Generations of Sclafanis

Written by Mary Ann Fitzmorris May 29, 2020 11:45 in On The Radio

Yesterday on our Ask The Chef segment of the show we talked to Peter Sclafani, and it turned out to be more of a reminiscence than anything else. Peter’s family goes back several generations in New Orleans hospitality, and many people fondly remember them. Peter is the 3rd Peter, and the first two have certainly made their mark here. Peter has spent more than 20 years in Baton Rouge, where he was co-owner of Ruffino’s, and is now a consultant working mostly with another institution, Phil’s Oyster House there. But the first two Peters are remembered for the Gentilly Sclafani’s, and mostly for the Causeway restaurant that Peter said had 700 seats. I remember it as a wedding venue for the brides in my sister’s generation. Wearing their stunningly simple Sixties Jackie Kennedy-esque dresses. (I watched all this as an enchanted kid.)

Tom’s fondest ASclafani memories are of Peter’s father, who was the brain behind The Flambeau Room. The Flambeau Room has gotten a lot of attention on the radio and in print as being the portal Tom entered into his gourmet world. For that Tom will be forever indebted to the name Sclafani.

He also has a sweet memory of the Peter we talked to yesterday, who at one time had Sclafani’s in the 

Chateau LeMoyne Hotel in the French Quarter, the scene of a particularly robust Eat Club in the early days of the institution. Peter brought out of the kitchen everything he ever loved apparently, to the rapture of all the diners, Tom included. Tom never fails to reference this particular Eat Club whenever the mention of the halcyon days of the Food Show dinners come up.
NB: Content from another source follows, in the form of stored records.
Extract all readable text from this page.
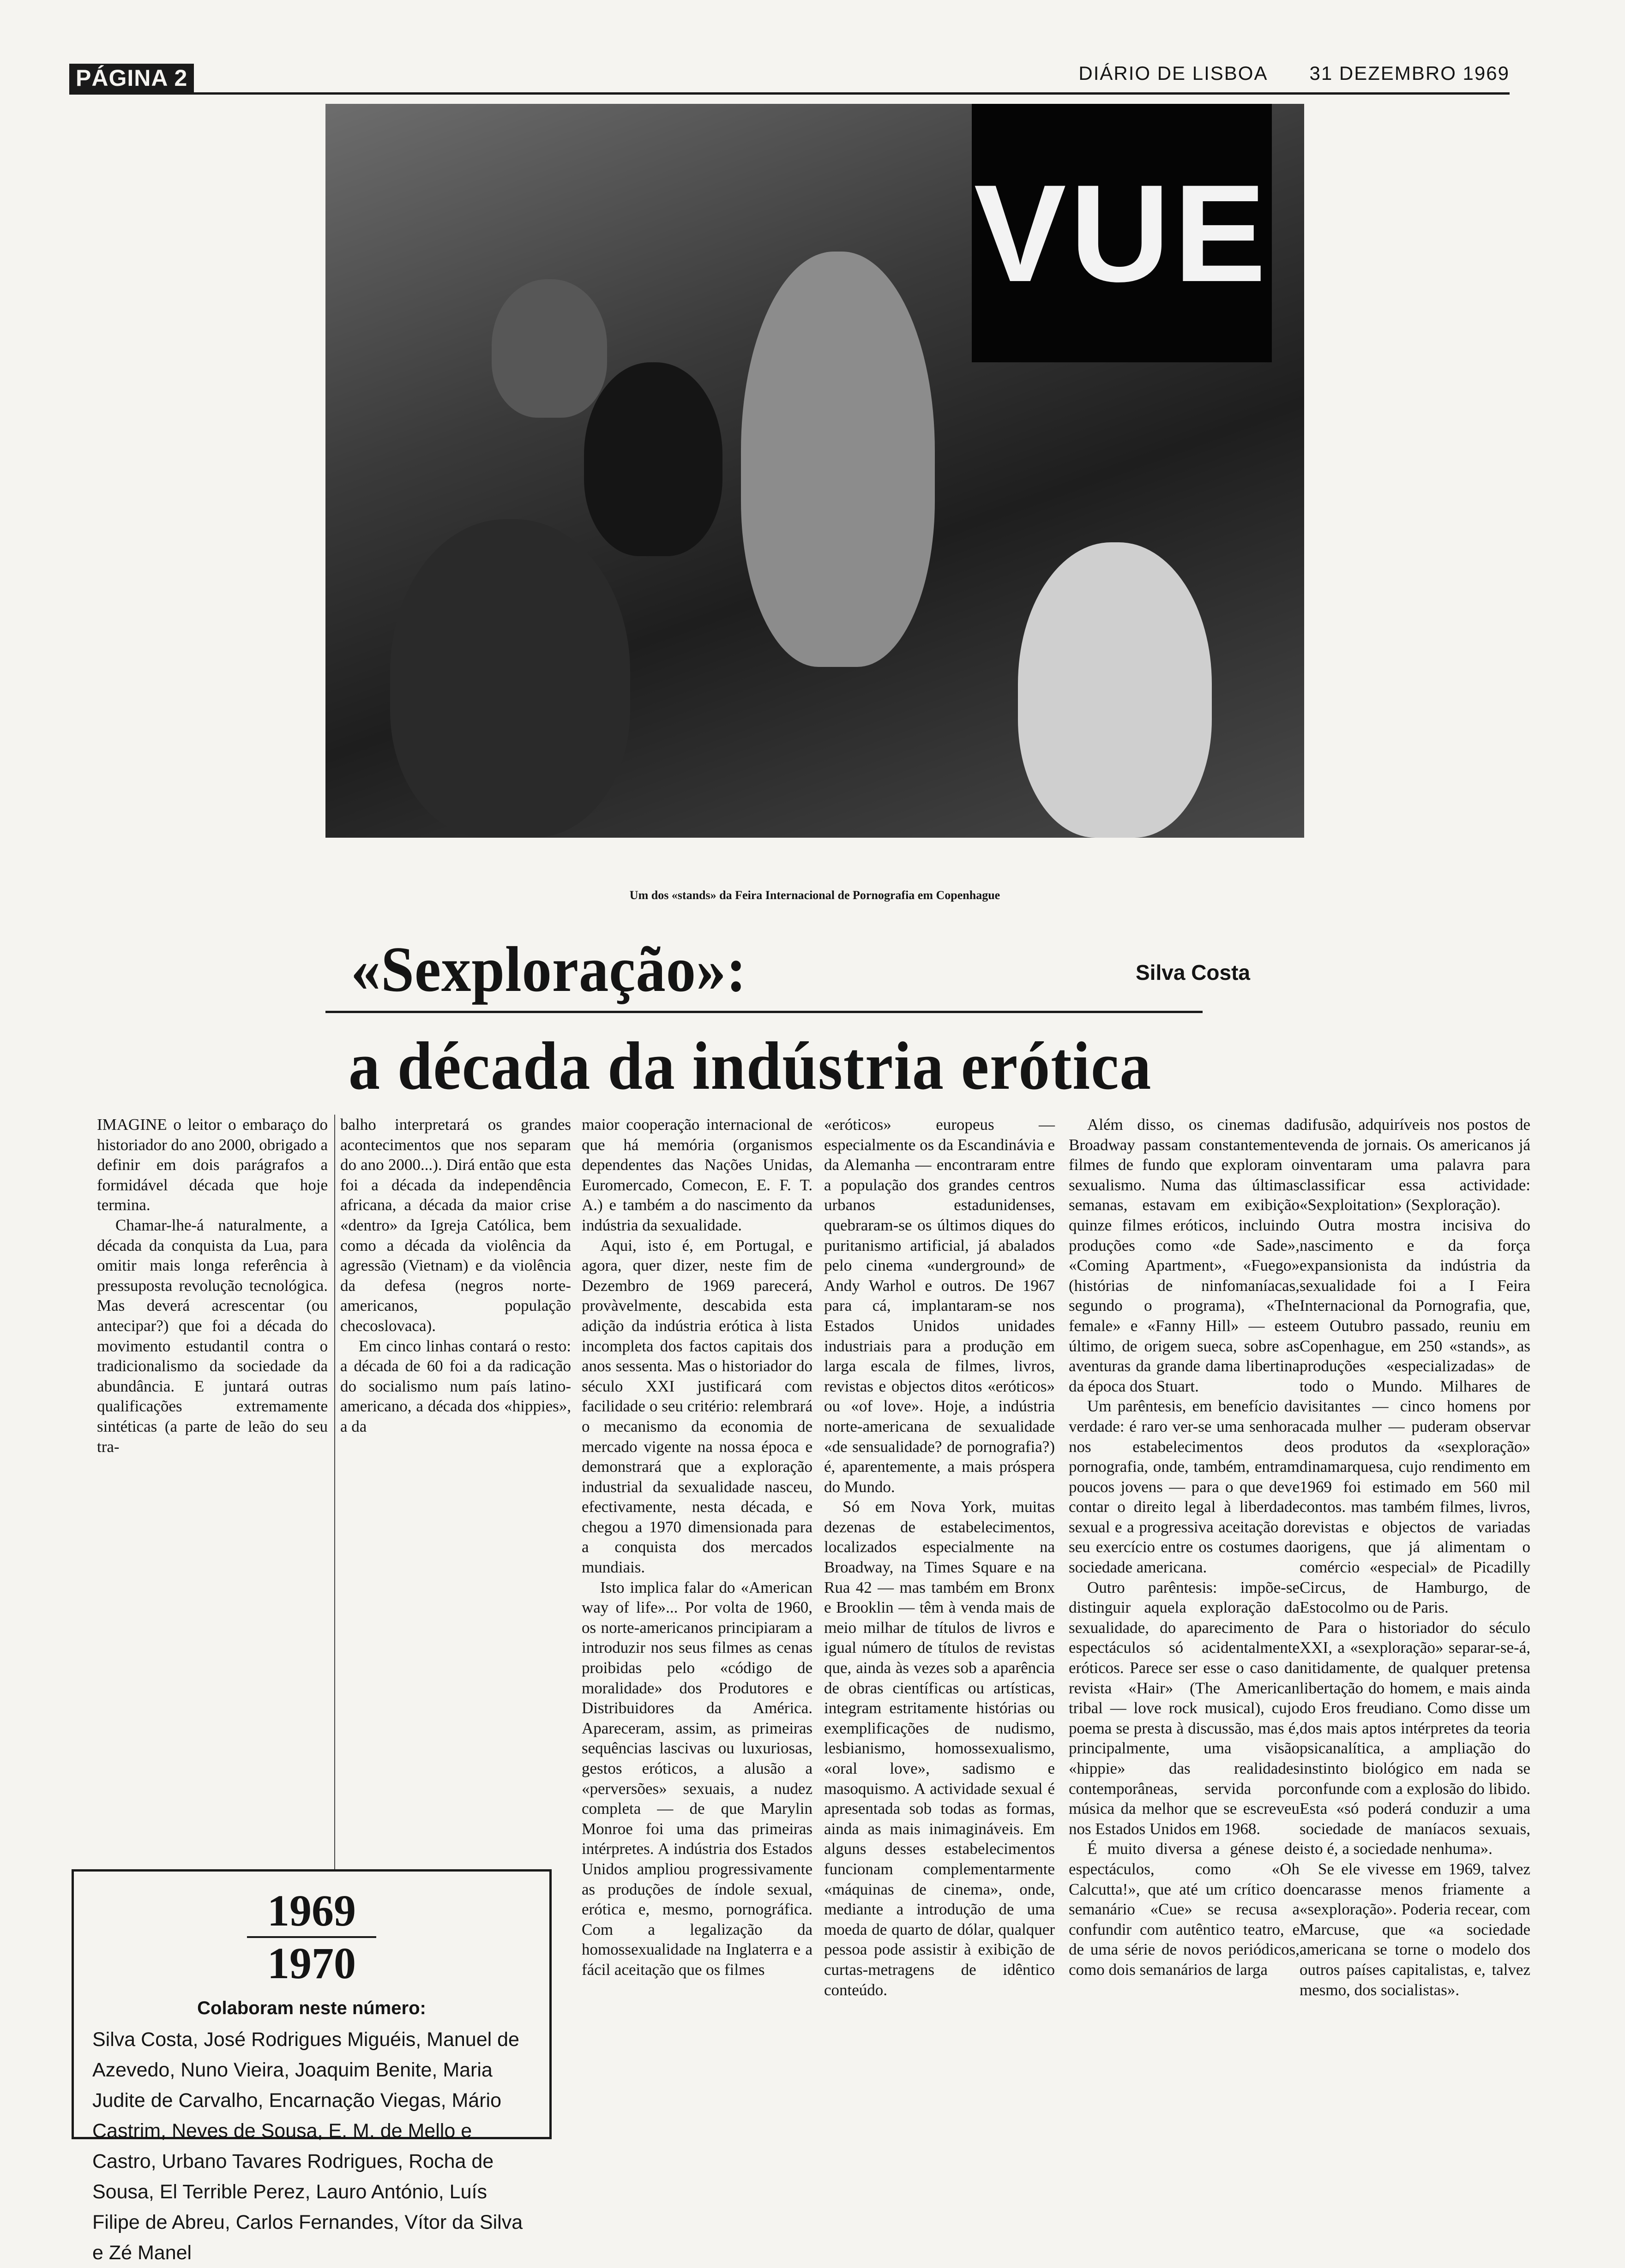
PÁGINA 2	DIÁRIO DE LISBOA 31 DEZEMBRO 1969
VUE
Um dos «stands» da Feira Internacional de Pornografia em Copenhague
«Sexploração»:	Silva Costa
a década da indústria erótica

IMAGINE o leitor o embaraço do historiador do ano 2000, obrigado a definir em dois parágrafos a formidável década que hoje termina.

Chamar-lhe-á naturalmente, a década da conquista da Lua, para omitir mais longa referência à pressuposta revolução tecnológica. Mas deverá acrescentar (ou antecipar?) que foi a década do movimento estudantil contra o tradicionalismo da sociedade da abundância. E juntará outras qualificações extremamente sintéticas (a parte de leão do seu tra-

balho interpretará os grandes acontecimentos que nos separam do ano 2000...). Dirá então que esta foi a década da independência africana, a década da maior crise «dentro» da Igreja Católica, bem como a década da violência da agressão (Vietnam) e da violência da defesa (negros norte-americanos, população checoslovaca).

Em cinco linhas contará o resto: a década de 60 foi a da radicação do socialismo num país latino-americano, a década dos «hippies», a da

maior cooperação internacional de que há memória (organismos dependentes das Nações Unidas, Euromercado, Comecon, E. F. T. A.) e também a do nascimento da indústria da sexualidade.

Aqui, isto é, em Portugal, e agora, quer dizer, neste fim de Dezembro de 1969 parecerá, provàvelmente, descabida esta adição da indústria erótica à lista incompleta dos factos capitais dos anos sessenta. Mas o historiador do século XXI justificará com facilidade o seu critério: relembrará o mecanismo da economia de mercado vigente na nossa época e demonstrará que a exploração industrial da sexualidade nasceu, efectivamente, nesta década, e chegou a 1970 dimensionada para a conquista dos mercados mundiais.

Isto implica falar do «American way of life»... Por volta de 1960, os norte-americanos principiaram a introduzir nos seus filmes as cenas proibidas pelo «código de moralidade» dos Produtores e Distribuidores da América. Apareceram, assim, as primeiras sequências lascivas ou luxuriosas, gestos eróticos, a alusão a «perversões» sexuais, a nudez completa — de que Marylin Monroe foi uma das primeiras intérpretes. A indústria dos Estados Unidos ampliou progressivamente as produções de índole sexual, erótica e, mesmo, pornográfica. Com a legalização da homossexualidade na Inglaterra e a fácil aceitação que os filmes

«eróticos» europeus — especialmente os da Escandinávia e da Alemanha — encontraram entre a população dos grandes centros urbanos estadunidenses, quebraram-se os últimos diques do puritanismo artificial, já abalados pelo cinema «underground» de Andy Warhol e outros. De 1967 para cá, implantaram-se nos Estados Unidos unidades industriais para a produção em larga escala de filmes, livros, revistas e objectos ditos «eróticos» ou «of love». Hoje, a indústria norte-americana de sexualidade «de sensualidade? de pornografia?) é, aparentemente, a mais próspera do Mundo.

Só em Nova York, muitas dezenas de estabelecimentos, localizados especialmente na Broadway, na Times Square e na Rua 42 — mas também em Bronx e Brooklin — têm à venda mais de meio milhar de títulos de livros e igual número de títulos de revistas que, ainda às vezes sob a aparência de obras científicas ou artísticas, integram estritamente histórias ou exemplificações de nudismo, lesbianismo, homossexualismo, «oral love», sadismo e masoquismo. A actividade sexual é apresentada sob todas as formas, ainda as mais inimagináveis. Em alguns desses estabelecimentos funcionam complementarmente «máquinas de cinema», onde, mediante a introdução de uma moeda de quarto de dólar, qualquer pessoa pode assistir à exibição de curtas-metragens de idêntico conteúdo.

Além disso, os cinemas da Broadway passam constantemente filmes de fundo que exploram o sexualismo. Numa das últimas semanas, estavam em exibição quinze filmes eróticos, incluindo produções como «de Sade», «Coming Apartment», «Fuego» (histórias de ninfomaníacas, segundo o programa), «The female» e «Fanny Hill» — este último, de origem sueca, sobre as aventuras da grande dama libertina da época dos Stuart.

Um parêntesis, em benefício da verdade: é raro ver-se uma senhora nos estabelecimentos de pornografia, onde, também, entram poucos jovens — para o que deve contar o direito legal à liberdade sexual e a progressiva aceitação do seu exercício entre os costumes da sociedade americana.

Outro parêntesis: impõe-se distinguir aquela exploração da sexualidade, do aparecimento de espectáculos só acidentalmente eróticos. Parece ser esse o caso da revista «Hair» (The American tribal — love rock musical), cujo poema se presta à discussão, mas é, principalmente, uma visão «hippie» das realidades contemporâneas, servida por música da melhor que se escreveu nos Estados Unidos em 1968.

É muito diversa a génese de espectáculos, como «Oh Calcutta!», que até um crítico do semanário «Cue» se recusa a confundir com autêntico teatro, e de uma série de novos periódicos, como dois semanários de larga

difusão, adquiríveis nos postos de venda de jornais. Os americanos já inventaram uma palavra para classificar essa actividade: «Sexploitation» (Sexploração).

Outra mostra incisiva do nascimento e da força expansionista da indústria da sexualidade foi a I Feira Internacional da Pornografia, que, em Outubro passado, reuniu em Copenhague, em 250 «stands», as produções «especializadas» de todo o Mundo. Milhares de visitantes — cinco homens por cada mulher — puderam observar os produtos da «sexploração» dinamarquesa, cujo rendimento em 1969 foi estimado em 560 mil contos. mas também filmes, livros, revistas e objectos de variadas origens, que já alimentam o comércio «especial» de Picadilly Circus, de Hamburgo, de Estocolmo ou de Paris.

Para o historiador do século XXI, a «sexploração» separar-se-á, nitidamente, de qualquer pretensa libertação do homem, e mais ainda do Eros freudiano. Como disse um dos mais aptos intérpretes da teoria psicanalítica, a ampliação do instinto biológico em nada se confunde com a explosão do libido. Esta «só poderá conduzir a uma sociedade de maníacos sexuais, isto é, a sociedade nenhuma».

Se ele vivesse em 1969, talvez encarasse menos friamente a «sexploração». Poderia recear, com Marcuse, que «a sociedade americana se torne o modelo dos outros países capitalistas, e, talvez mesmo, dos socialistas».

1969
1970
Colaboram neste número:
Silva Costa, José Rodrigues Miguéis, Manuel de Azevedo, Nuno Vieira, Joaquim Benite, Maria Judite de Carvalho, Encarnação Viegas, Mário Castrim, Neves de Sousa, E. M. de Mello e Castro, Urbano Tavares Rodrigues, Rocha de Sousa, El Terrible Perez, Lauro António, Luís Filipe de Abreu, Carlos Fernandes, Vítor da Silva e Zé Manel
We talked about the powerful connection between heart and stomach as Peter recalled emotional memories of his family with food: things like Creole tomatoes and fishing. Tom had heard a lot of these stories but I was totally smitten by them. We never really got around to talking much about recipes or cooking tips, even though Peter has done classes in Baton Rouge. He is a rare breed nowadays, a self-taught chef. Like I often say, for millennia, apprenticing was the way generations learned a craft. It is refreshing to hear someone self-taught, following their God-given talents. He did give us a few tips, one I keep hearing that I will try. So simple: Don’t cook with cold food. Let your meats get room temp before starting to work with them. We’ll have to have him back to learn some more. His family history was just too New Orleans-familiar to pass up talking about it.